Mereka memendam rasa amarah dan permusuhan yang diekspresikan dengan cara tidak langsung tapi menggunakan cara yang menyakitkan. Tidak sensitif terhadap kritik dan selalu menganggap dirinya benar. Dari sudut kognitif-behavioral, pasif-agresif berkembang dari kepercayaan bahwa ekspresi terbuka dan kemarahan adalah berbahaya. Menuntut orang lain harus tahu apa yang diinginkan, tanpa ia memintanya.
Orang dengan kelainan ini membenci tanggung jawab yang ditunjukkan melalui perilaku mereka, daripada oleh secara terbuka mengungkapkan perasaan mereka. Mereka sering menggunakan penundaan, inefisiensi, dan lupa untuk menghindari melakukan apa yang mereka perlu lakukan atau telah diberitahu oleh orang lain untuk melakukannya.

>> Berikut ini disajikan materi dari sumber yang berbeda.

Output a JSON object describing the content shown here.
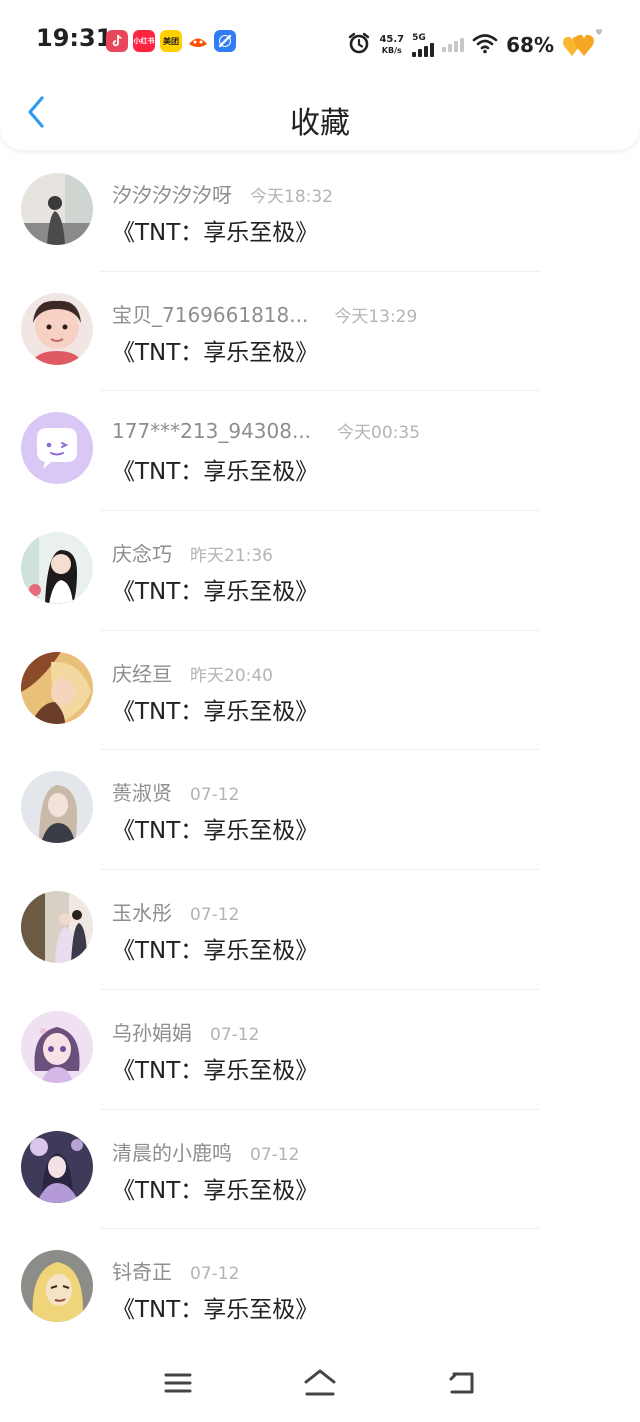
{
  "status_bar": {
    "time": "19:31",
    "notification_icons": [
      "douyin-icon",
      "xiaohongshu-icon",
      "meituan-icon",
      "taobao-icon",
      "browser-icon"
    ],
    "xhs_label": "小红书",
    "meituan_label": "美团",
    "net_speed": "45.7",
    "net_speed_unit": "KB/s",
    "network_type": "5G",
    "battery": "68%"
  },
  "header": {
    "title": "收藏",
    "back_icon": "chevron-left-icon",
    "accent_color": "#2f9bf0"
  },
  "items": [
    {
      "name": "汐汐汐汐汐呀",
      "time": "今天18:32",
      "work": "《TNT：享乐至极》"
    },
    {
      "name": "宝贝_7169661818...",
      "time": "今天13:29",
      "work": "《TNT：享乐至极》"
    },
    {
      "name": "177***213_94308...",
      "time": "今天00:35",
      "work": "《TNT：享乐至极》"
    },
    {
      "name": "庆念巧",
      "time": "昨天21:36",
      "work": "《TNT：享乐至极》"
    },
    {
      "name": "庆经亘",
      "time": "昨天20:40",
      "work": "《TNT：享乐至极》"
    },
    {
      "name": "蒉淑贤",
      "time": "07-12",
      "work": "《TNT：享乐至极》"
    },
    {
      "name": "玉水彤",
      "time": "07-12",
      "work": "《TNT：享乐至极》"
    },
    {
      "name": "乌孙娟娟",
      "time": "07-12",
      "work": "《TNT：享乐至极》"
    },
    {
      "name": "清晨的小鹿鸣",
      "time": "07-12",
      "work": "《TNT：享乐至极》"
    },
    {
      "name": "钭奇正",
      "time": "07-12",
      "work": "《TNT：享乐至极》"
    }
  ],
  "navbar": {
    "icons": [
      "menu-icon",
      "home-icon",
      "back-icon"
    ]
  }
}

Perspektif Psikososial Mengenai Passive Aggressive Disorder

a. Psikoanalisa
Gambaran psychoddinamic dari orang pasif-agresif dapat ditelusuri dari tahap pemuasan oral, dimana basic trust dibangun.

b. Behavior
Individu dengan gangguan ini seringnya dibesarkan di keluarga dengan pola asuh yang tidak konsisten dan pelatihan yang bertolak belakang (ucapan dan perbuatan orang tua tidak seimabang, contoh:: melarang anak merokok padahal dirinya sendiri merokok di depan anak). Hal ini membuat orang pasif-agresif tidak dapat mempercayai lingkungannya.

c. Cognitive
Secara kognitif, orang pasif-agresif selalu berpikir curiga dan sinis, sangat kaku, dan selalu berpikir hitam-putih.

d. Interpersonal
Secara interpersonal, orang dengan tipe ini seringnya sangat focus pada pemberian reward dan sangat cemburu bila terdapat ketidak adilan dalam pembagiannya.

Sumber:
Davidson, Gerald C., John M. Neale, & Ann M. Kring. 2004. Abnormal Psychology (9th Edition). US: john wiley & sons, inc.
Millon, Theodore, Seth G., Carrie M., Sarah M., & Rowena R. 2004. Personality Disorder In Modern Life. US: john wiley & sons, inc.
Nevid, J., Rahtus S., & Beverly G. 2003. Psikologi Abnormal. Jakarta: Penerbit Erlangga.
Wiramihardja, Sutardjo A. 2007. Pengantar Psikologi Abnormal. Bandung: PT Refika Aditama.